Sampathkumar et al. [27] performed a comparison between the productivity of different types of solar still. Their result showed that the distiller coupled with concentrators has higher productivity and efficiency than the other stills. Mathioulakis and Belessiotis [28] studied the coupling of the still with a water reservoir, which acts as a thermal buffer. They found that the productivity of the coupled system is double that of the single system. Significant increases in the productivity of distilled water were obtained not only during the day but also during the nighttime operation. The system allowed reaching three times the productivity of the solar system alone. They have been shown that this design also leads to a significant distilled water production, due to the high temperatures of the pond water.

Badran and Al-Tahaineh [29] studied a single slope solar still with mirrors attached to its inner sides and coupled to a flat plate collector. They found that pairing a solar collector with a still increased the productivity by 36%. Voropoulos et al. [30] found that the coupling of a solar still with a hot water tank, generally doubles the production of distilled water over a period of 24 h, due to the continuous heating of the water in the basin from the water from the tank. The hybrid system has the power to supply the desalinated water with the hot water and lead to significantly high-water productivity day and night. Voropoulos et al. [31] proposed an asymmetric greenhouse type solar still, whose basin was connected with a hot water storage tank, thus ensuring heat transfer. They found that this design leads to higher water outflows as the water temperature increases. In addition, the rate of water production was almost constant throughout the period.

The previous papers show that the coupling increases the productivity and ensures a thermal stability of the operation, for 24 h.
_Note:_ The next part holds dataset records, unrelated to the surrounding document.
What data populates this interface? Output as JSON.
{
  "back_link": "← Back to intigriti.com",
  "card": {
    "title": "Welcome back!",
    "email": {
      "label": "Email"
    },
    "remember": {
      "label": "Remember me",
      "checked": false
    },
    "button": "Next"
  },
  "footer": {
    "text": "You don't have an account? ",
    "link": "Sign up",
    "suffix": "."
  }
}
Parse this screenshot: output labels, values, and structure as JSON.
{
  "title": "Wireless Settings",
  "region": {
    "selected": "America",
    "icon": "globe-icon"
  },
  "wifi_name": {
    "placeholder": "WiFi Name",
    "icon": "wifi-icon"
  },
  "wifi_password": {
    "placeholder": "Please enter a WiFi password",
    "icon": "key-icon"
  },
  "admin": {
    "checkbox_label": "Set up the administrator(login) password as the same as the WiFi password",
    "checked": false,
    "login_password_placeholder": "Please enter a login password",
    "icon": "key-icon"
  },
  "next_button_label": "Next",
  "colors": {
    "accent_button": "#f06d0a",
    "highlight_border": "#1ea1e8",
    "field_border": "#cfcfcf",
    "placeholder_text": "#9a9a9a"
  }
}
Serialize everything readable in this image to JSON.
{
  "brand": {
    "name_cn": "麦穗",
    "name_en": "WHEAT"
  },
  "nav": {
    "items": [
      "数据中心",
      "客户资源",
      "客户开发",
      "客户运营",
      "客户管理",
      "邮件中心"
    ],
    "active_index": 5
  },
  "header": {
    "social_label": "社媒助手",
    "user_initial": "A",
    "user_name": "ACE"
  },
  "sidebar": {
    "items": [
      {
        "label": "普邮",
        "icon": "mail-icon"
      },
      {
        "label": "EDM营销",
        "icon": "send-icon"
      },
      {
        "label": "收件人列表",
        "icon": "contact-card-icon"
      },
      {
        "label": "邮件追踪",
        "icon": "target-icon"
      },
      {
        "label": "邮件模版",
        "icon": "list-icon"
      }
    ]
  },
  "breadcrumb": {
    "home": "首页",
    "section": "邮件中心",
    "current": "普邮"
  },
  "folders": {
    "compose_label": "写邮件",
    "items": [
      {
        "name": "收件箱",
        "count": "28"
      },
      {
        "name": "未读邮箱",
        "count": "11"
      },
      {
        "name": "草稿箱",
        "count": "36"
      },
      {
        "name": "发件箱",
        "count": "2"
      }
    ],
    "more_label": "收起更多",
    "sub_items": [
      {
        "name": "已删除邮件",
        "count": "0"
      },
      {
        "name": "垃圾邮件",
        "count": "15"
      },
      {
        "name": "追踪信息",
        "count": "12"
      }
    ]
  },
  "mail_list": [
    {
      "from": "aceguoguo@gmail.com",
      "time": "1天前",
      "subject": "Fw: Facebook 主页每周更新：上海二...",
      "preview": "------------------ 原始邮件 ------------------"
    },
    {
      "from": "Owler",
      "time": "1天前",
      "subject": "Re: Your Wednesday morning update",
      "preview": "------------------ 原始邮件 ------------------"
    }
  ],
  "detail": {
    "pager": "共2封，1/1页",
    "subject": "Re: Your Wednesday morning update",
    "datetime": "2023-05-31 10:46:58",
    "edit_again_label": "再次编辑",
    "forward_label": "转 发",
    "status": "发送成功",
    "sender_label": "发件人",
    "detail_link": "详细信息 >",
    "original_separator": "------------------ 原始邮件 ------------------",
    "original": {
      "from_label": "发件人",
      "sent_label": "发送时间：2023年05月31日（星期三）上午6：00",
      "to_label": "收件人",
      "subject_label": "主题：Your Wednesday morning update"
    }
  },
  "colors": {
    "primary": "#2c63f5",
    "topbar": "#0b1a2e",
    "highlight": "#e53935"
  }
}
The previously studied systems only exploit the coupling of thermal sources. However, our proposed system operates for all forms of solar electric power with storage and thermal power with concentrator. The system suggested hear has higher productivity, efficiency, and stability than the system coupled only with thermal sources.

5 Conclusion

An intensive research has been done to improve the productivity of the solar still. Thermal source coupling systems occupy a large margin of this research, but they are based only on plant sensors and passive cascade systems. In this study, a coupling system was proposed which exploits all forms of solar, electric or thermal radiation conversions for the development of solar still. The results showed also that the water temperatures (T_w) were equal to 120 °C and 110 °C at 14 pm and 18 pm respectively. So, the temperature decreased slowly due to the autonomy of the photovoltaic system.

This high temperature increased the productivity of the hybrid still combined with a PCC until reaching 100 l/m². In addition, the performance of the hybrid still was 2 kJ/kg, and the overall efficiency was 160%. The values of the above parameters illustrate the reliability of the coupling system for solar distillation. Another advantage presented by the hybrid still with PCC is the production in January, which reached 50 l/m², despite the influence of meteorological parameters and low solar radiation.